Etik teorilerin teorik sorunları nelerdir?
Teorik sorunlarla kastedilen; genellikle etiğin bilgi olmasıyla, etikte sınamanın yeriyle, etikte nesnellik ve öznellikle ilgili sorunlardır. Bunlar bir anlamda etiğin temellerine ilişkin bilgisel sorunlardır.

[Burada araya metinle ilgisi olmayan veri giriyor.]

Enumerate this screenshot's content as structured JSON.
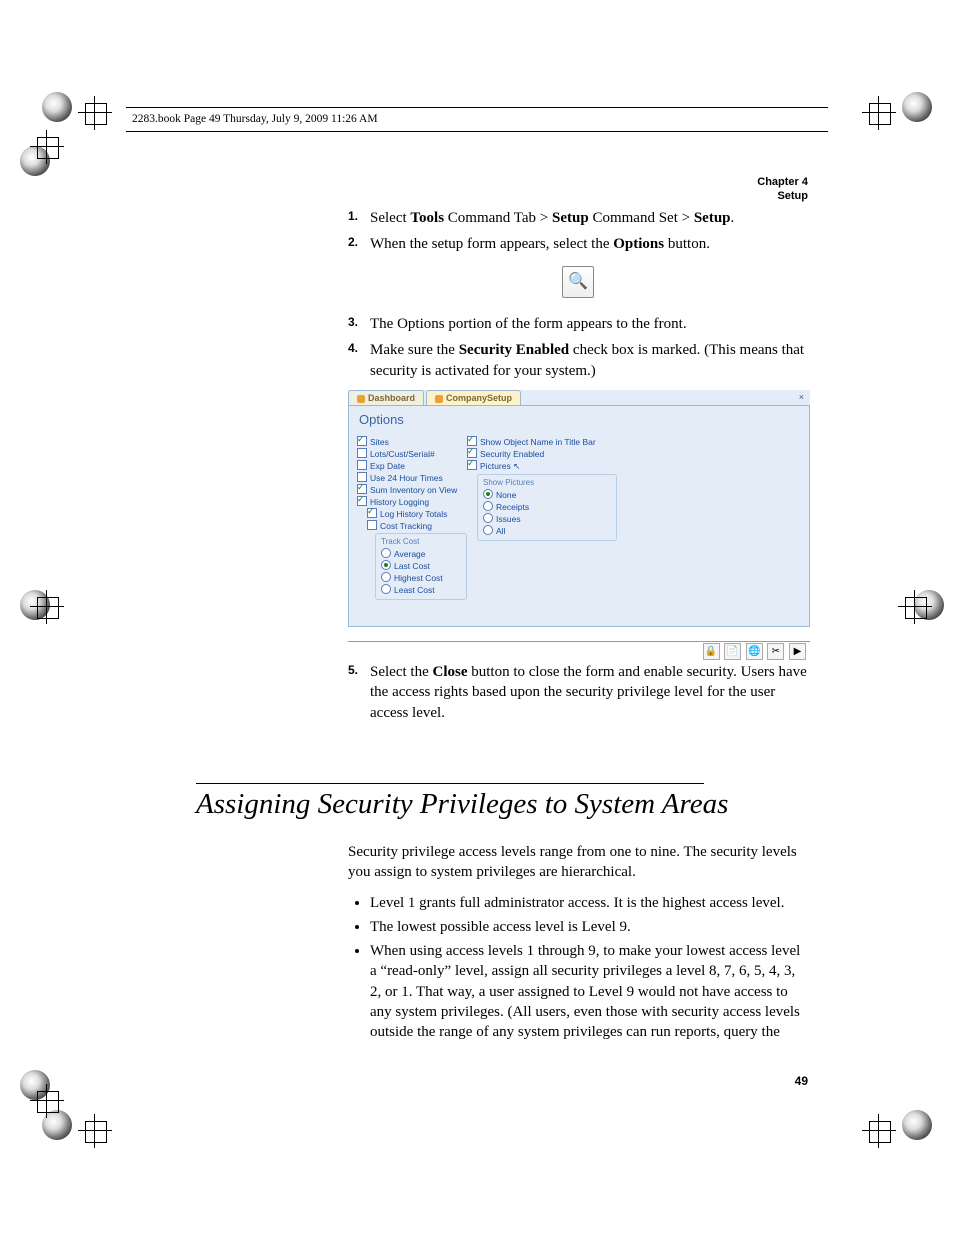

Etikte nesnellik sorunları nelerdir?
Etikte nesnellik sorunu felsefenin kendisi kadar eski bir sorundur. Antikçağda şüpheci (skeptik) filozoflar ahlaklılığın uylaşımlardan ibaret olduğunu söylüyorlardı. Herodotos farklı kültürlerin ahlaksal kanılarını inceledikten sonra, şu açıklamada bulunur: “Gelenek her şeyin kralıdır”, bunun ötesinde bir düşüncesi olanın da naif olacağını söyler. Platon’un Devlet adlı yapıtında Sofist Thrasymakhos, doğru ve yanlışın, güçlülerin zayıfları egemenlik altına almak için kullandıkları araçlar olduğunu iddia eder.
Etik görecelik nedir?
Etik görecelik, ahlaksal kuralların olduğuna değil, bunların kişi ve kültürlerden bağımsız olarak varolduğuna karşı çıkarken; etik görecelikten daha katı olan etik şüphecilik hiçbir geçerli etik kuralın olamayacağını iddia eder.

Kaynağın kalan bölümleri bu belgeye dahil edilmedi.